Kalena Thomhave
Emerson National Hunger Fellow, Family-Centered Social Policy Program
On Tuesday, the White House released a report on the student debt crisis entitled, “Investing in Higher Education: Benefits, Challenges, and the State of Student Debt.” The report covers many aspects related to higher education and student debt, but most reactions have been related to its impact on the economy and how repayment differs between those who graduated and those who did not.
“The people having the hardest time repaying their student loans are not graduates with six-figure debt, rather they are borrowers who took out a fraction of that amount, attended for-profit or community colleges, and never earned a degree,” writes Danielle Douglas-Gabriel for the Washington Post. Douglas explains that according to the report, nearly 60 percent of borrowers owe less than $20,000 in undergraduate debt, which conflicts with the common narrative of a majority of college graduates with massive amounts of student debt. However, this figure does include those who attended but did not finish college, which raises a different question: How is this group doing when it comes to repaying their debt? The answer is not good.
The Atlantic’s Derek Thompson explains. “[D]eclining state support for public college fed the rise of for-profit schools, many of which served as factories for dropouts with relatively small amounts of outstanding student debt. These are the people most at risk of default—not the college graduates with $100,000 loan burdens, but rather low-income students who took on a few thousand dollars in debt and didn’t even get a degree.” According to the report, those with under $5,000 in student debt are eight times more likely to default on loans compared to someone with $40,000+ in student loans, and out of all of the defaults on student loans, two-thirds are on loans under $10,000. While the Obama Administration has taken steps to decrease the number of defaults by providing more income-based repayment plans, those in low-wage jobs still struggle.
Gillian White, also with The Atlantic, explores the role employers sometimes pay in student loans—and how those who need the assistance most often do not get it. Employer assistance, “tend[s] to come in one of three forms,” White writes, “tuition assistance…, student-loan payment assistance…, and consolidation and refinancing opportunities.” SoFi, a lender that helps borrowers refinance their student loans, markets itself to companies like IBM and Kronos who will (and do) include information on SoFi refinancing to its employees. This is great, but as White points out, these workers would likely be able to pay off their debt without any assistance. It’s the borrowers that Thompson profiled, who graduated with minimal debt and no degree—and who are typically not working for businesses that offer student debt assistance—that are more likely to default.

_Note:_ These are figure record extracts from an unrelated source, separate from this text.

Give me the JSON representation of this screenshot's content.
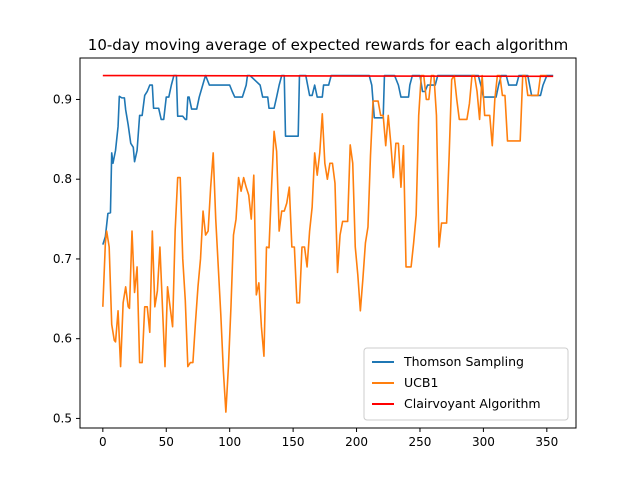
{
  "chart_data": {
    "type": "line",
    "title": "10-day moving average of expected rewards for each algorithm",
    "xlabel": "",
    "ylabel": "",
    "xlim": [
      -18,
      373
    ],
    "ylim": [
      0.488,
      0.952
    ],
    "x_ticks": [
      0,
      50,
      100,
      150,
      200,
      250,
      300,
      350
    ],
    "y_ticks": [
      0.5,
      0.6,
      0.7,
      0.8,
      0.9
    ],
    "x_tick_labels": [
      "0",
      "50",
      "100",
      "150",
      "200",
      "250",
      "300",
      "350"
    ],
    "y_tick_labels": [
      "0.5",
      "0.6",
      "0.7",
      "0.8",
      "0.9"
    ],
    "grid": false,
    "legend_position": "lower-right",
    "series": [
      {
        "name": "Thomson Sampling",
        "color": "#1f77b4",
        "points": [
          [
            0,
            0.718
          ],
          [
            2,
            0.728
          ],
          [
            4,
            0.757
          ],
          [
            6,
            0.758
          ],
          [
            7,
            0.833
          ],
          [
            8,
            0.82
          ],
          [
            10,
            0.836
          ],
          [
            12,
            0.866
          ],
          [
            13,
            0.904
          ],
          [
            15,
            0.902
          ],
          [
            17,
            0.902
          ],
          [
            18,
            0.887
          ],
          [
            20,
            0.868
          ],
          [
            22,
            0.845
          ],
          [
            24,
            0.84
          ],
          [
            25,
            0.822
          ],
          [
            27,
            0.836
          ],
          [
            29,
            0.88
          ],
          [
            31,
            0.88
          ],
          [
            33,
            0.905
          ],
          [
            35,
            0.91
          ],
          [
            37,
            0.918
          ],
          [
            39,
            0.918
          ],
          [
            40,
            0.889
          ],
          [
            44,
            0.889
          ],
          [
            46,
            0.875
          ],
          [
            48,
            0.875
          ],
          [
            50,
            0.903
          ],
          [
            52,
            0.903
          ],
          [
            54,
            0.918
          ],
          [
            56,
            0.93
          ],
          [
            58,
            0.93
          ],
          [
            59,
            0.879
          ],
          [
            61,
            0.879
          ],
          [
            63,
            0.879
          ],
          [
            65,
            0.875
          ],
          [
            66,
            0.875
          ],
          [
            67,
            0.903
          ],
          [
            68,
            0.903
          ],
          [
            70,
            0.888
          ],
          [
            74,
            0.888
          ],
          [
            76,
            0.903
          ],
          [
            80,
            0.925
          ],
          [
            81,
            0.93
          ],
          [
            84,
            0.918
          ],
          [
            90,
            0.918
          ],
          [
            100,
            0.918
          ],
          [
            102,
            0.91
          ],
          [
            104,
            0.903
          ],
          [
            110,
            0.903
          ],
          [
            113,
            0.918
          ],
          [
            114,
            0.93
          ],
          [
            116,
            0.93
          ],
          [
            124,
            0.918
          ],
          [
            126,
            0.903
          ],
          [
            130,
            0.903
          ],
          [
            131,
            0.889
          ],
          [
            135,
            0.889
          ],
          [
            137,
            0.903
          ],
          [
            139,
            0.918
          ],
          [
            141,
            0.93
          ],
          [
            143,
            0.93
          ],
          [
            144,
            0.854
          ],
          [
            154,
            0.854
          ],
          [
            155,
            0.93
          ],
          [
            160,
            0.93
          ],
          [
            163,
            0.905
          ],
          [
            165,
            0.905
          ],
          [
            167,
            0.918
          ],
          [
            169,
            0.903
          ],
          [
            173,
            0.903
          ],
          [
            174,
            0.918
          ],
          [
            178,
            0.918
          ],
          [
            180,
            0.93
          ],
          [
            210,
            0.93
          ],
          [
            212,
            0.918
          ],
          [
            214,
            0.877
          ],
          [
            221,
            0.877
          ],
          [
            222,
            0.93
          ],
          [
            230,
            0.93
          ],
          [
            233,
            0.918
          ],
          [
            235,
            0.903
          ],
          [
            241,
            0.903
          ],
          [
            242,
            0.918
          ],
          [
            244,
            0.93
          ],
          [
            250,
            0.93
          ],
          [
            252,
            0.91
          ],
          [
            254,
            0.91
          ],
          [
            256,
            0.918
          ],
          [
            262,
            0.918
          ],
          [
            264,
            0.93
          ],
          [
            296,
            0.93
          ],
          [
            298,
            0.918
          ],
          [
            300,
            0.903
          ],
          [
            310,
            0.903
          ],
          [
            312,
            0.918
          ],
          [
            314,
            0.93
          ],
          [
            318,
            0.93
          ],
          [
            320,
            0.918
          ],
          [
            326,
            0.918
          ],
          [
            328,
            0.93
          ],
          [
            335,
            0.93
          ],
          [
            338,
            0.905
          ],
          [
            345,
            0.905
          ],
          [
            347,
            0.918
          ],
          [
            350,
            0.93
          ],
          [
            355,
            0.93
          ]
        ]
      },
      {
        "name": "UCB1",
        "color": "#ff7f0e",
        "points": [
          [
            0,
            0.64
          ],
          [
            2,
            0.72
          ],
          [
            3,
            0.735
          ],
          [
            5,
            0.715
          ],
          [
            7,
            0.618
          ],
          [
            9,
            0.598
          ],
          [
            10,
            0.596
          ],
          [
            12,
            0.635
          ],
          [
            14,
            0.565
          ],
          [
            16,
            0.645
          ],
          [
            18,
            0.665
          ],
          [
            20,
            0.64
          ],
          [
            21,
            0.638
          ],
          [
            23,
            0.735
          ],
          [
            25,
            0.658
          ],
          [
            27,
            0.69
          ],
          [
            29,
            0.57
          ],
          [
            31,
            0.57
          ],
          [
            33,
            0.64
          ],
          [
            35,
            0.64
          ],
          [
            37,
            0.608
          ],
          [
            39,
            0.735
          ],
          [
            41,
            0.64
          ],
          [
            43,
            0.66
          ],
          [
            45,
            0.715
          ],
          [
            47,
            0.64
          ],
          [
            49,
            0.565
          ],
          [
            51,
            0.665
          ],
          [
            53,
            0.64
          ],
          [
            55,
            0.615
          ],
          [
            57,
            0.735
          ],
          [
            59,
            0.802
          ],
          [
            61,
            0.802
          ],
          [
            63,
            0.7
          ],
          [
            65,
            0.648
          ],
          [
            67,
            0.565
          ],
          [
            69,
            0.57
          ],
          [
            71,
            0.57
          ],
          [
            73,
            0.62
          ],
          [
            75,
            0.665
          ],
          [
            77,
            0.7
          ],
          [
            79,
            0.76
          ],
          [
            81,
            0.73
          ],
          [
            83,
            0.735
          ],
          [
            85,
            0.79
          ],
          [
            87,
            0.833
          ],
          [
            89,
            0.75
          ],
          [
            91,
            0.69
          ],
          [
            93,
            0.63
          ],
          [
            95,
            0.56
          ],
          [
            97,
            0.508
          ],
          [
            99,
            0.565
          ],
          [
            101,
            0.64
          ],
          [
            103,
            0.73
          ],
          [
            105,
            0.75
          ],
          [
            107,
            0.802
          ],
          [
            109,
            0.785
          ],
          [
            111,
            0.802
          ],
          [
            113,
            0.79
          ],
          [
            115,
            0.78
          ],
          [
            117,
            0.75
          ],
          [
            119,
            0.805
          ],
          [
            121,
            0.655
          ],
          [
            123,
            0.67
          ],
          [
            125,
            0.615
          ],
          [
            127,
            0.578
          ],
          [
            129,
            0.715
          ],
          [
            131,
            0.714
          ],
          [
            133,
            0.79
          ],
          [
            135,
            0.86
          ],
          [
            137,
            0.835
          ],
          [
            139,
            0.735
          ],
          [
            141,
            0.76
          ],
          [
            143,
            0.76
          ],
          [
            145,
            0.77
          ],
          [
            147,
            0.79
          ],
          [
            149,
            0.715
          ],
          [
            151,
            0.715
          ],
          [
            153,
            0.645
          ],
          [
            155,
            0.645
          ],
          [
            157,
            0.715
          ],
          [
            159,
            0.715
          ],
          [
            161,
            0.69
          ],
          [
            163,
            0.735
          ],
          [
            165,
            0.765
          ],
          [
            167,
            0.833
          ],
          [
            169,
            0.805
          ],
          [
            171,
            0.833
          ],
          [
            173,
            0.882
          ],
          [
            175,
            0.82
          ],
          [
            177,
            0.8
          ],
          [
            179,
            0.82
          ],
          [
            181,
            0.82
          ],
          [
            183,
            0.795
          ],
          [
            185,
            0.683
          ],
          [
            187,
            0.73
          ],
          [
            189,
            0.747
          ],
          [
            191,
            0.747
          ],
          [
            193,
            0.747
          ],
          [
            195,
            0.843
          ],
          [
            197,
            0.82
          ],
          [
            199,
            0.715
          ],
          [
            201,
            0.68
          ],
          [
            203,
            0.635
          ],
          [
            205,
            0.675
          ],
          [
            207,
            0.72
          ],
          [
            209,
            0.74
          ],
          [
            211,
            0.83
          ],
          [
            213,
            0.898
          ],
          [
            215,
            0.898
          ],
          [
            217,
            0.898
          ],
          [
            219,
            0.88
          ],
          [
            221,
            0.88
          ],
          [
            223,
            0.842
          ],
          [
            225,
            0.88
          ],
          [
            227,
            0.845
          ],
          [
            229,
            0.802
          ],
          [
            231,
            0.845
          ],
          [
            233,
            0.845
          ],
          [
            235,
            0.79
          ],
          [
            237,
            0.842
          ],
          [
            239,
            0.69
          ],
          [
            241,
            0.69
          ],
          [
            243,
            0.69
          ],
          [
            245,
            0.72
          ],
          [
            247,
            0.755
          ],
          [
            249,
            0.88
          ],
          [
            251,
            0.93
          ],
          [
            253,
            0.93
          ],
          [
            255,
            0.9
          ],
          [
            257,
            0.9
          ],
          [
            259,
            0.93
          ],
          [
            261,
            0.93
          ],
          [
            263,
            0.88
          ],
          [
            265,
            0.715
          ],
          [
            267,
            0.745
          ],
          [
            269,
            0.745
          ],
          [
            271,
            0.745
          ],
          [
            273,
            0.83
          ],
          [
            275,
            0.925
          ],
          [
            277,
            0.93
          ],
          [
            279,
            0.9
          ],
          [
            281,
            0.875
          ],
          [
            283,
            0.875
          ],
          [
            285,
            0.875
          ],
          [
            287,
            0.875
          ],
          [
            289,
            0.895
          ],
          [
            291,
            0.93
          ],
          [
            293,
            0.93
          ],
          [
            295,
            0.91
          ],
          [
            297,
            0.875
          ],
          [
            299,
            0.93
          ],
          [
            301,
            0.88
          ],
          [
            303,
            0.88
          ],
          [
            305,
            0.88
          ],
          [
            307,
            0.842
          ],
          [
            309,
            0.9
          ],
          [
            311,
            0.93
          ],
          [
            313,
            0.93
          ],
          [
            315,
            0.905
          ],
          [
            317,
            0.905
          ],
          [
            319,
            0.848
          ],
          [
            321,
            0.848
          ],
          [
            325,
            0.848
          ],
          [
            329,
            0.848
          ],
          [
            331,
            0.93
          ],
          [
            333,
            0.93
          ],
          [
            335,
            0.905
          ],
          [
            337,
            0.905
          ],
          [
            339,
            0.905
          ],
          [
            341,
            0.905
          ],
          [
            343,
            0.905
          ],
          [
            345,
            0.93
          ],
          [
            348,
            0.93
          ],
          [
            350,
            0.93
          ]
        ]
      },
      {
        "name": "Clairvoyant Algorithm",
        "color": "#ff0000",
        "points": [
          [
            0,
            0.93
          ],
          [
            355,
            0.929
          ]
        ]
      }
    ]
  }
}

New America’s Higher Education Initiative has done a lot of work surrounding the nature of student debt and those who default.
Dylan Matthews, a regular commentator on universal basic income (UBI), remarks in a Vox piece that it was “somewhat jarring” when Robert Greenstein, president of the Center on Budget and Policy Priorities, came out against UBI. Matthews interviewed Greenstein to uncover why an advocate for increased assistance programs for the poor like Greenstein would argue “that using basic income to replace the safety net would actually increase poverty.” Greenstein says that universal programs are not necessarily stronger than means-tested programs, since means-tested programs have recently made gains, likely due to their lower cost and thus greater political viability. Greenstein tells Matthews that he is skeptical of UBI because of US political culture; he worries about “getting cash to people who aren’t working and have no work record,” a population with little political support, as he thinks that they would likely be excluded from a UBI. He instead points to policy proposals like a universal child tax credit, which would be an expansion of a program the US already has. “Progress in the US basically does occur incrementally,” says Greenstein.
The U.S. economy, while not great, is doing better than it was during the Great Recession. “And yet, when it comes to the number of Americans who go hungry, it’s almost like the recovery never happened,” writes The Atlantic’s Ned Resnikoff. The number of food insecure households spiked during the recession and it has barely gone down since. Why is that? Resnikoff points to the recently reintroduced work requirements for able-bodied adults without dependents (ABAWDs). “Under federal law, ABAWDs can only receive three months’ worth of SNAP benefits every three years before they get cut off. In order to receive any more, they must either find employment or enter a job training program that meets federal requirements.”